Geen algemene uitsluiting van asielstatus voor leden terroristische organisatie

Contentverzamelaar

Geen algemene uitsluiting van asielstatus voor leden terroristische organisatie

Personen kunnen niet worden uitgesloten van een asielstatus enkel omdat ze hebben behoord tot een terroristische organisatie. Er moet in elk concreet geval een individueel onderzoek plaatsvinden of de betrokken persoon verantwoordelijk kan worden gesteld voor de terroristische daden. Dat is de uitspraak van het EU-Hof in een zaak van twee Turkse mannen die in Duitsland asiel hebben aangevraagd. De mannen waren oud-leden van de Koerdische bewegingen Dev Sol en de PKK. Beide organisaties staan op de EU-terrorismelijst.

Het betreft het arrest van het EU-Hof van 9 november 2010 (C-57/09 en C-101/09), Bundesrepublik Deutschland tegen B en D.

De uitspraak gaat over de uitleg van artikel 12 van de EU-kwalificatierichtlijn (2004/83), een afspiegeling van artikel 1F van het VN-vluchtelingenverdrag.

Het Hof oordeelt dat aan een besluit van de bevoegde autoriteit tot uitsluiting van een persoon van de vluchtelingenstatus een individueel onderzoek van specifieke feiten vooraf moet gaan. Daaruit moet kunnen worden opgemaakt of er ernstige redenen zijn om aan te nemen dat deze persoon een ernstig, niet-politiek misdrijf heeft begaan of zich schuldig heeft gemaakt aan handelingen welke in strijd zijn met de doelstellingen en beginselen van de Verenigde Naties. De enkele omstandigheid dat een persoon heeft behoord tot een organisatie die terroristische methoden toepast, kan niet automatisch tot gevolg hebben dat hij van de vluchtelingenstatus wordt uitgesloten.

Een persoon kan volgens het EU-Hof alleen van de vluchtelingenstatus worden uitgesloten indien hij individueel verantwoordelijk is voor de daden van een dergelijke organisatie.

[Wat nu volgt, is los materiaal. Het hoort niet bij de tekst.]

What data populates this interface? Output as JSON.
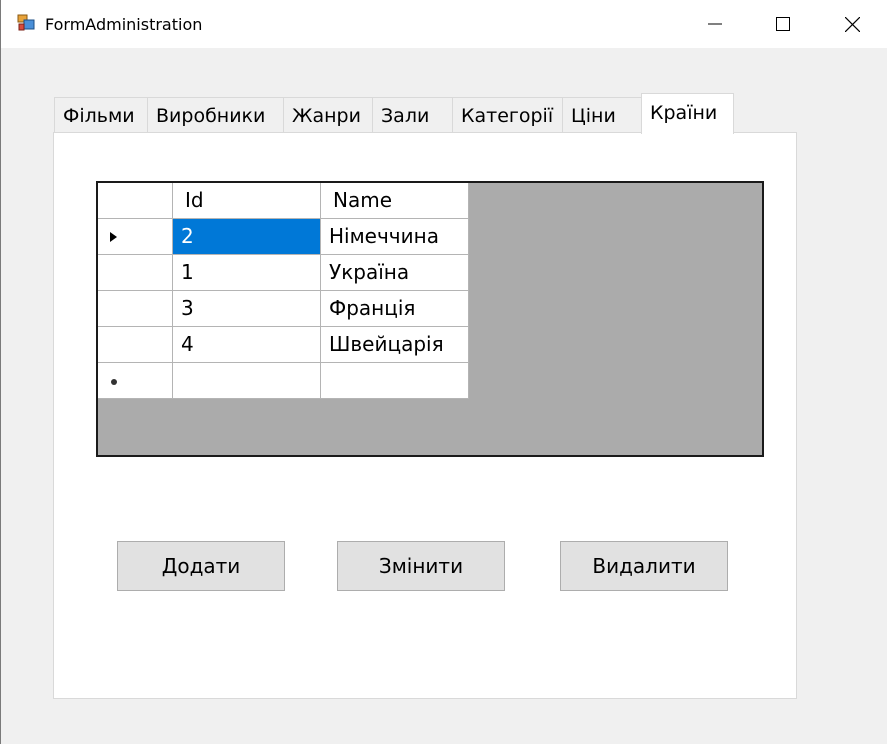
{
  "window": {
    "title": "FormAdministration"
  },
  "tabs": [
    {
      "label": "Фільми"
    },
    {
      "label": "Виробники"
    },
    {
      "label": "Жанри"
    },
    {
      "label": "Зали"
    },
    {
      "label": "Категорії"
    },
    {
      "label": "Ціни"
    },
    {
      "label": "Країни",
      "active": true
    }
  ],
  "grid": {
    "columns": [
      "Id",
      "Name"
    ],
    "rows": [
      {
        "id": "2",
        "name": "Німеччина",
        "current": true
      },
      {
        "id": "1",
        "name": "Україна"
      },
      {
        "id": "3",
        "name": "Франція"
      },
      {
        "id": "4",
        "name": "Швейцарія"
      }
    ],
    "new_row": {
      "id": "",
      "name": ""
    }
  },
  "buttons": {
    "add": "Додати",
    "edit": "Змінити",
    "delete": "Видалити"
  },
  "icons": {
    "app": "app-icon",
    "minimize": "minimize-icon",
    "maximize": "maximize-icon",
    "close": "close-icon",
    "current_row": "triangle-right-icon",
    "new_row": "asterisk-icon"
  },
  "colors": {
    "selection": "#0078d7",
    "grid_background": "#ababab",
    "button_face": "#e1e1e1"
  }
}
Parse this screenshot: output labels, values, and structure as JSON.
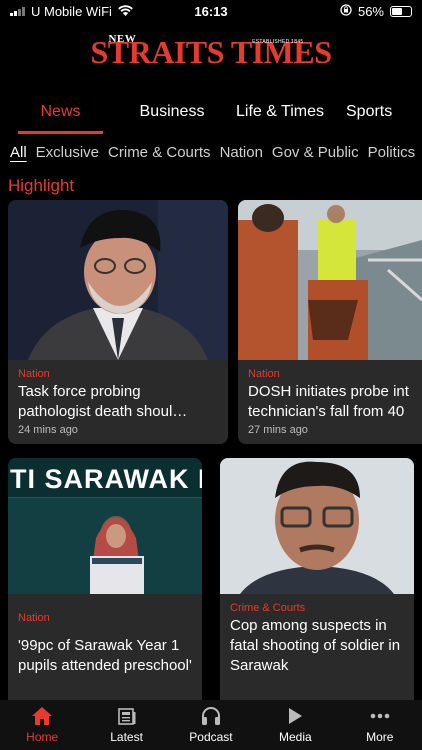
{
  "status_bar": {
    "carrier": "U Mobile WiFi",
    "time": "16:13",
    "battery": "56%",
    "battery_level": 0.56
  },
  "header": {
    "logo_new": "NEW",
    "logo_main": "STRAITS TIMES",
    "logo_est": "ESTABLISHED 1845",
    "brand_color": "#e63a2e"
  },
  "main_tabs": [
    {
      "label": "News",
      "active": true
    },
    {
      "label": "Business",
      "active": false
    },
    {
      "label": "Life & Times",
      "active": false
    },
    {
      "label": "Sports",
      "active": false
    }
  ],
  "sub_tabs": [
    {
      "label": "All",
      "active": true
    },
    {
      "label": "Exclusive",
      "active": false
    },
    {
      "label": "Crime & Courts",
      "active": false
    },
    {
      "label": "Nation",
      "active": false
    },
    {
      "label": "Gov & Public",
      "active": false
    },
    {
      "label": "Politics",
      "active": false
    }
  ],
  "section": {
    "title": "Highlight"
  },
  "cards": [
    {
      "category": "Nation",
      "title": "Task force probing pathologist death shoul…",
      "time": "24 mins ago",
      "image": "man-turban-photo"
    },
    {
      "category": "Nation",
      "title": "DOSH initiates probe int technician's fall from 40",
      "time": "27 mins ago",
      "image": "rescue-team-photo"
    },
    {
      "category": "Nation",
      "title": "'99pc of Sarawak Year 1 pupils attended preschool'",
      "time": "",
      "image": "sarawak-speaker-photo",
      "banner_text": "TI SARAWAK M"
    },
    {
      "category": "Crime & Courts",
      "title": "Cop among suspects in fatal shooting of soldier in Sarawak",
      "time": "",
      "image": "man-glasses-photo"
    }
  ],
  "bottom_nav": [
    {
      "label": "Home",
      "icon": "home-icon",
      "active": true
    },
    {
      "label": "Latest",
      "icon": "newspaper-icon",
      "active": false
    },
    {
      "label": "Podcast",
      "icon": "headphones-icon",
      "active": false
    },
    {
      "label": "Media",
      "icon": "play-icon",
      "active": false
    },
    {
      "label": "More",
      "icon": "more-dots-icon",
      "active": false
    }
  ]
}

Voor het vaststellen van de individuele verantwoordelijkheid moet de bevoegde autoriteit bij het onderzoek nagaan welke rol een persoon heeft vervuld bij de betrokken daden; welke positie hij had binnen de organisatie, welke kennis hij had of had moeten hebben van de activiteiten van de organisatie; en in hoeverre sprake was van op hem uitgeoefende pressie dan wel van andere factoren die zijn gedrag zouden hebben kunnen beïnvloed.

Bij een persoon die een vooraanstaande positie heeft bekleed binnen een dergelijke organisatie mag de bevoegde autoriteit ervan uitgaan dat deze persoon individueel verantwoordelijk is, mits alle relevante omstandigheden zijn onderzocht.

Een persoon kan ook worden uitgesloten van de vluchtelingenstatus wanneer hij geen actueel gevaar oplevert voor de lidstaat van ontvangst omdat de uitsluitingsgronden van de EU-kwalificatierichtlijn (2004/83) slechts zijn gericht op het bestraffen van gedrag in het verleden..

Het Hof benadrukt tot slot dat een persoon die op grond van de richtlijn wordt uitgesloten van de vluchtelingenstatus een beschermingsstatus overeenkomstig het nationale recht kan worden toegekend, zolang maar een duidelijk onderscheid wordt gemaakt tussen de nationale beschermingsstatus en de vluchtelingenstatus.